Rich Wilson
Skipper, Great American III

Rich Wilson is the only American entrant in the Vendee Globe 2008. At 58 years old, he is also the oldest skipper in the fleet.

A Boston, Massachusetts native, Rich considers himself a professional educator, a sailor and adventurer. With graduate degrees from Harvard Business School and MIT,and a college degree from Harvard, Rich was a math teacher in Boston, a Trustee of both the Sea Education Association and The School for Field Studies, and an Overseer of the Boston Museum of Science.Most importantly, Rich founded the  sitesALIVE! Foundation (www.sitesalive.com), a non-profit platform to connect K12 classrooms to adventures and expeditions around the world.

Believing that an ocean voyage, with its continual excitement and vast breadth of content, would make an ideal event from which to create a “learning adventure”, Rich created the project Ocean Challenge in 1990. He and one shipmate would tackle the clipper ship record set by Northern Light in 1853 during the Gold Rush from San Francisco to Boston by way of treacherous Cape Horn. They would be linked by newsletter and radiotelephone to schools during the 15,000-mile non-stop voyage.

Their voyage around Cape Horn would become part of maritime lore. Four hundred miles short of Cape Horn, driving under bare poles for three days in seas that built to 65 feet, the trimaran Great American capsized on Thanksgiving Day. In a first in recorded maritime history, the massive trimaran was then thrown upright by the sea. Seventeen hours later, in a dramatic midnight rescue, the giant containership New Zealand Pacific rescued Rich and crew member Steve Pettengill.

Returning to Boston after an 18-day voyage aboard NZP to Holland, Rich visited a dozen schools that had participated in the “learning adventure”. The effect of bringing his real world survival story into classrooms was so stunningly effective, that Rich decided to try for the record again.

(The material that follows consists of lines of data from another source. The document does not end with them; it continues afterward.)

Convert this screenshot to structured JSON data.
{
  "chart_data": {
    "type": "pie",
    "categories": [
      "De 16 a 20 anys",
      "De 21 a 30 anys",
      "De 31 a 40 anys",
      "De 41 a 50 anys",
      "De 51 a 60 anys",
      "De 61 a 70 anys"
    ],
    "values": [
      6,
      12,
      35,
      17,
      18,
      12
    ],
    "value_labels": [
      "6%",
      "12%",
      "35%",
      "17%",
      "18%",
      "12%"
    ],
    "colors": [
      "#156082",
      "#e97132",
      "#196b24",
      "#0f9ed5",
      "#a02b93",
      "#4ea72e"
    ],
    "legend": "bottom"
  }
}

Rich not only set the world record for the San Francisco to Boston route, but two other Clipper ship routes. Ocean Challenge was a success! The Ocean Challenge program linked quarter million school children to a series of voyages between 1993 and 2003. Students followed Rich’s quest via an interactive classroom on Prodigy and a 12-part weekly series written aboard ship. The series was published as part of “Newspapers in Education” by 12 major daily newspapers, including the LA Times, San Francisco Chronicle and Boston Globe. The program evolved into a series of educational programs now available through the Sites Alive Foundation and www.sitesalive.com.

Rich’s mission is simple: excite, engage, and teach students.

Rich’s two passions, education and sailing, earned him one of sailing’s highest honors, the Cruising Club of America’s (CCA) prestigious Blue Water Medal. Rich joins such luminaries as Rod Stephens, Sir Francis Chichester, Eric Tabarly, and Bernard Moitessier.

Rich’s achievements, both in and out of the water, include:

2004 – The Transat: Plymouth — Boston:
Great American II; Class 2 Multihulls—2nd place

2003 – WORLD RECORD: Hong Kong — New York
Great American II vs. Clipper Sea Witch

2001 – WORLD RECORD: New York — Melbourne
Great American II vs. Clipper Mandarin

1993 – WORLD RECORD: San Francisco — Boston
Great American II vs. Clipper Northern Light

1990 – San Francisco — Boston
Great American capsizes off Cape Horn

1988 – C-STAR
Curtana – Class V Multihulls – 1st

1980 – Newport — Bermuda
Holger Danske—Overall Winner, Skipper

One of Rich’s most treasured honors: the 1997 Scientific American’s Young Reader’s Book Award for his book “Racing a Ghost Ship”. The book recounts the stories of the Great American and Great American II voyages.

Vendee Globe 2008-2009 will be Wilson’s newest chapter of adventure. An estimated half-million students in 37 countries will connect to Rich and his Vendee Globe voyage through the Newspaper in Education series, daily podcasts onboard Great American III and real-time updates to the Sites Alive program.